Joanna Bernet, from the Masurian Lake District in Poland, has been a dialysis patient for the last six years. Determined to continue with her passion for travelling despite her diagnosis, she set up a specialist agency to enable people like her to access high-quality care at their destination. This is her story.
For me, and for many others, seeing new places and enjoying new experiences has a huge power to refresh and relax, mind and body. From the moment I start to plan my trip, I am happy and excited. And during the trip, I almost forget my disease, feel joy and freedom, and my self-esteem grows. I am certain that for people like me, who have chronic illnesses, travelling is truly therapeutic, with tangible healing power. I always come back from my trips in good shape, with better blood test results and more energy.
Travelling when on haemodialysis
When I started my dialysis treatment 6 years ago, I thought I would be unable to travel. My physical and mental health was very poor, and I couldn’t imagine how I could combine any trip with my essential treatment. However, when my doctor told me this was not the case, I was immediately determined to travel again.
The most challenging aspects of travel for those of us on dialysis will vary, but, like me, many kidney patients have other conditions as well which present their own challenges. I, for example, am partly disabled, and need help at airports, when boarding buses or trains or when having to make payments in cash.
Addressing the challenges of travel
The most important thing for me was learning to ask for help. It wasn’t easy, but it was essential in enabling me to travel, often alone. During my trips, I have realised that other people genuinely want to help me, and I have found this makes me very happy, and it also moves me.

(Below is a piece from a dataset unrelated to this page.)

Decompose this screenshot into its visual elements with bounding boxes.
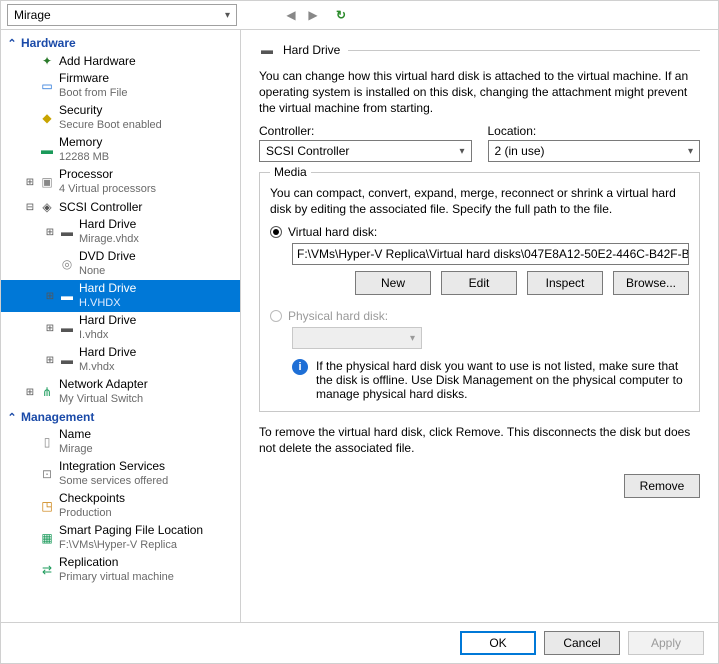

My first step when planning any trip is to find a dialysis clinic at my destination which can take me, and of course, now I run a travel agency specialising in arranging holiday dialysis for other people, I know many of the best places. And I always choose those with the highest medical standards, which can be the well-known brands, or lesser-known, but tried and tested by me or other people who I trust.
One week before a trip, I make sure my medicines are ready and print out a list of what I will need to take with me. If I am flying, and travelling alone, I only take small hand luggage, which I check-in so that I don’t need to carry it onto the aeroplane. I never take clothes that I will need to iron, and I use laundry services at my destination.
Favourite holiday destinations
I think my favourite place is Spain, because it has so many beautiful, and varied places to visit. Barcelona is breathtaking, and I also love Seville, the capital of Andalusia. Malaga, with its charming surroundings, and islands like Majorca and the Canary Islands, from the largest, Tenerife, to the smallest, La Graciosa, are full of beauty and culture. It is also important for me that all these places are easily accessible and not very expensive.
Advising other dialysis patients about travel The most important thing I would tell a fellow patient, is, simply, decide where you want to go! Once you know that (and my agency can help, as explained below) the planning can be fun. My top tips would be:
- travel alone if you are comfortable with that, but if you can, choose a friend or relative who you will enjoy spending time with
- take as little luggage as possible
- keep in mind the temperature – avoid going south in the summer, as it can
be very hot, and you will need to take care not to get too thirsty and drink
- if you have other disabilities that make travel challenging, ask for assistance,
e.g. at airports, and it can be sensible to plan this help in advance
- don’t worry about not speaking the language of your destination – there
are good online translators, body language… and we are here to help
you even once you are away.
Running a dialysis travel agency
I would probably never have come into this business if I hadn’t become a dialysis patient myself. When I visited Italy for the first time, the clinic where I had my dialysis treatment was looking for Polish representatives who could promote their clinic among Polish patients. I started to work with them and soon realised that people wanting to travel to other places would welcome the same service.
Now, we often help patients decide where to go on holiday, choosing a destination that can best meet their specific needs. We then take a big burden from patients, by booking their dialysis treatments and helping with the completion of their medical documentation. Once they are on their way, we also offer constant support – patients we work with can always call us for advice. I love seeing how happy and grateful people are when they come back from holiday. They almost never complain, but look back happily on their wonderful surroundings, delicious food, and beautiful moments, often in the sun.
Don’t worry about travel
Very understandably, our client's main concern is that they can trust the clinic and the medical staff at their destination. They often worry about not speaking the language, which is why we are on call for them if they need any help. It’s also reassuring to remember that the medical procedures of dialysis are very similar everywhere, and we only use clinics with the highest medical standards. People are often nervous before their first trip, but once it’s done, their fears disappear. Indeed, they often choose to return regularly to the same place. Some people say that it was “the adventure of their life,” bringing them back to life, and allowing them to dream again. And time and again, I see our clients deeply touched by the kindness of the people they meet in their holiday dialysis clinics.